Here's how you can make it too:

For the butter:
125g unsalted butter
1 1/2 tbsp garlic (freshly chopped)
Lots of cracked black pepper
4 Anchovy fillets
1 tbsp of cayenne pepper
The juice of 1/4 lemon (not all of it - just for a bit of a kick)

For the rest:
2 eggs per person (at room temperature)
Chunks of fresh bread

For the anchovy butter, chop everything up and blitz it. I cut the butter into 1cm cubes and the anchovies and garlic into genuinely tiny tiny squares as small as I could to make it easier to blend. Then I added the lemon juice to taste.

It's good to use straight away but keeps well so I rolled up the excess in clingfilm, formed it into a sausage shape and kept it in the fridge. You can slice and put on top of steaks or potatoes for a fancy dinner.

For me the perfect boiled egg is 6 minutes.

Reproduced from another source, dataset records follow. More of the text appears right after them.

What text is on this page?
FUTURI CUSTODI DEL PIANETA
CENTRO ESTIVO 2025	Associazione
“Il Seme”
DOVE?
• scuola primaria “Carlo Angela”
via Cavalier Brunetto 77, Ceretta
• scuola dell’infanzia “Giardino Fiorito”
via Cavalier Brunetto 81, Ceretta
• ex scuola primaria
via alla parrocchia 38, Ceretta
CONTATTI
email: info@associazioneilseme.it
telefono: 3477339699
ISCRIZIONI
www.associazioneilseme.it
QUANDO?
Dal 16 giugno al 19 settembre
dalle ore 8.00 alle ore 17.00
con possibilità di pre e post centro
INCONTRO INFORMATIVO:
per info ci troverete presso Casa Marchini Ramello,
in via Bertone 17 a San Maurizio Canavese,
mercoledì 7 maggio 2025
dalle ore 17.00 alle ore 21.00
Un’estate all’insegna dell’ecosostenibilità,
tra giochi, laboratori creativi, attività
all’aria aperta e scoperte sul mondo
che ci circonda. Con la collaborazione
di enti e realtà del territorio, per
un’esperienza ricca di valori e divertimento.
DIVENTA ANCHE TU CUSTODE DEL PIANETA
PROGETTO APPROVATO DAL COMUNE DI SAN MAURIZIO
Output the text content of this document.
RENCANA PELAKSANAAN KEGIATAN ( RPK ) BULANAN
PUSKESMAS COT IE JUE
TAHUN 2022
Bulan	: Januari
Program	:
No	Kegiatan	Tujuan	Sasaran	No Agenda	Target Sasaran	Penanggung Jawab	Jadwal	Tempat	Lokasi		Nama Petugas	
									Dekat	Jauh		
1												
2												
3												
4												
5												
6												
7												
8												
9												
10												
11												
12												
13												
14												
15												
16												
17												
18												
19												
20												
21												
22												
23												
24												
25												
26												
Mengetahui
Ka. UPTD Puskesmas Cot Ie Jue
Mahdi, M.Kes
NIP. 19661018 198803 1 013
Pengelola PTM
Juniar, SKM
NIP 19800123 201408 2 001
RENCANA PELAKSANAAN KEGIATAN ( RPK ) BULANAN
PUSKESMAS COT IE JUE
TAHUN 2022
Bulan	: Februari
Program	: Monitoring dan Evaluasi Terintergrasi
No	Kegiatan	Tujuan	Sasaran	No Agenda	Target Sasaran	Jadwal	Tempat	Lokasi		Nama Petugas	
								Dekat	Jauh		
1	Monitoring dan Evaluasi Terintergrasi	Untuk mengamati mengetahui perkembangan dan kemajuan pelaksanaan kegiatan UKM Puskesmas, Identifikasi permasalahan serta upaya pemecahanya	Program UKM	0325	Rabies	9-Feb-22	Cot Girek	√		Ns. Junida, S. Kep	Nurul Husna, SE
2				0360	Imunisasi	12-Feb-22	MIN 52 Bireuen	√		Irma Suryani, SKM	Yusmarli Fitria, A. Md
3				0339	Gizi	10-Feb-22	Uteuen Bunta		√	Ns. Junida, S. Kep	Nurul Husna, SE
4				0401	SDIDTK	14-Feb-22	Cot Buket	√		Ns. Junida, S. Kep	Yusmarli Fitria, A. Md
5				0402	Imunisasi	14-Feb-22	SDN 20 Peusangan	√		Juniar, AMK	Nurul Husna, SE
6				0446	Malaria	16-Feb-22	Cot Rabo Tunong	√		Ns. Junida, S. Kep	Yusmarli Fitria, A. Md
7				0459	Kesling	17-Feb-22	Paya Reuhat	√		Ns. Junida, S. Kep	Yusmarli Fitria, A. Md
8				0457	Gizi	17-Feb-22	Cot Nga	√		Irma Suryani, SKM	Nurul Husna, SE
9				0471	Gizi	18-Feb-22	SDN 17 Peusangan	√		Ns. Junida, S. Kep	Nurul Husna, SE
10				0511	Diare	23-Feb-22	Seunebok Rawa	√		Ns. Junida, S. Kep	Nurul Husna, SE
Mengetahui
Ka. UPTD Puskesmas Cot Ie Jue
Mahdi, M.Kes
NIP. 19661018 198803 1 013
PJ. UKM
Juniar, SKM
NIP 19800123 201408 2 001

A runny yolk but a cooked white. If you want it more/less set just add or take away 1 minute.

I prepped the eggs and slathered the anchovy butter liberally on toast. I like to stack up my 'soldiers' like jenga usually but I'm on a slight diet so I only had one piece *tiny violins*.


Literally the fanciest breakfast in bed ever and so easy- especially once the butter is made. Such a great way to make an impressive brunch in less than 10 minutes.

I hope you love it as much as I do. Now I'm just going to go brush my teeth before I breathe on people and they pass out in shock haha.